La boucle est bouclée. La vie est faite de cycles qui s’enchainent, qui s’entrelacent, intimement liés les uns aux autres. Le hasard n’existe pas. Tout fait sens et les réponses aux interrogations sont à chercher dans les racines de ces spirales infinies. Du trou noir nait la lumière. SEPTARIA est un groupe étonnement mature au vu de son jeune âge.
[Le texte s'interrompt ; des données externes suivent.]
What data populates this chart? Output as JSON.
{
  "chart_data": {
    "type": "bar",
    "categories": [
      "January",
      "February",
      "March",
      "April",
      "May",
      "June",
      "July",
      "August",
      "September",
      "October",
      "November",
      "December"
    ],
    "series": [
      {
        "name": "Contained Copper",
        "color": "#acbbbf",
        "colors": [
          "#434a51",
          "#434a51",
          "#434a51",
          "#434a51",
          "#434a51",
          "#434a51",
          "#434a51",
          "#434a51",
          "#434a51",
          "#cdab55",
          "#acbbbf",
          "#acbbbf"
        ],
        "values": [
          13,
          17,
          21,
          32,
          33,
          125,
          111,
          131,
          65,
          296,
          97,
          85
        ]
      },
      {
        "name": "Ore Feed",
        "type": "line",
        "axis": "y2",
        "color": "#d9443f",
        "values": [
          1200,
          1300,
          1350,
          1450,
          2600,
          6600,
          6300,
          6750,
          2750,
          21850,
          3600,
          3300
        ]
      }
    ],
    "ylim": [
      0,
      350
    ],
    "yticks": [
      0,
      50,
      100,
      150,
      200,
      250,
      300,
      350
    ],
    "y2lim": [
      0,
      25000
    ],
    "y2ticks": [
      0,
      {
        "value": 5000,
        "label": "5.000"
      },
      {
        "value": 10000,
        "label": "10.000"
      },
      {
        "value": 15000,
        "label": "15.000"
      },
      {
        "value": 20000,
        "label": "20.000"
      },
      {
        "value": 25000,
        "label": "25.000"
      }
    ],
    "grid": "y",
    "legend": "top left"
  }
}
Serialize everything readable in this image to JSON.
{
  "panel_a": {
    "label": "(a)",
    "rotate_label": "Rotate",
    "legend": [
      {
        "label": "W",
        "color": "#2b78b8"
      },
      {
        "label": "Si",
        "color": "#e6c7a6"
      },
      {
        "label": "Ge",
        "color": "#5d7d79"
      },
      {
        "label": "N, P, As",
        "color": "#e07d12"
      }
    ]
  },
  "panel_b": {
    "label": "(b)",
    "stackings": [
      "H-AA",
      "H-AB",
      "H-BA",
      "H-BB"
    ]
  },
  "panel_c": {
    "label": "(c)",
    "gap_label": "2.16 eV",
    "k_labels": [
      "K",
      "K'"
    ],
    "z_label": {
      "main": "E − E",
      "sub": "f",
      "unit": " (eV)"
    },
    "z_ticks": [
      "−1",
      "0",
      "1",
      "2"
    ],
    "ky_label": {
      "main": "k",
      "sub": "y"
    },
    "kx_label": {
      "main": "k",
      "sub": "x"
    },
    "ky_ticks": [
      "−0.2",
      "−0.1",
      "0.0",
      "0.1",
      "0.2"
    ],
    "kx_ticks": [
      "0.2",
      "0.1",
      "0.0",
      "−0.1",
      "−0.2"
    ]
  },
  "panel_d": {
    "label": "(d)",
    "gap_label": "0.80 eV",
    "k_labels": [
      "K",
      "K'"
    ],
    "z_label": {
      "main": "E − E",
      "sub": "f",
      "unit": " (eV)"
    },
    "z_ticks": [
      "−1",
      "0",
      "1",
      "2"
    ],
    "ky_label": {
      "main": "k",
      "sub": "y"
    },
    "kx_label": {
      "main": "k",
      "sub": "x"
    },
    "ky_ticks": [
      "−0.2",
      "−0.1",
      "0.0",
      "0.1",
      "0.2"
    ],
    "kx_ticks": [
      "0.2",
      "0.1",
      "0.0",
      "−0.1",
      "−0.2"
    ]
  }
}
Un groupe qui a des choses à dire, qui sait les exprimer et qui étaye son propos avec une musique qui prend aux tripes. « A* » est un album fort, très fort, qui atteint sa cible en plein cœur comme le Sagittaire atteint toujours la sienne avec son arc et ses flèches, et l’on ne peut que vous inviter à plonger dedans avec délices, plusieurs fois de suite, telle la spirale de la vie.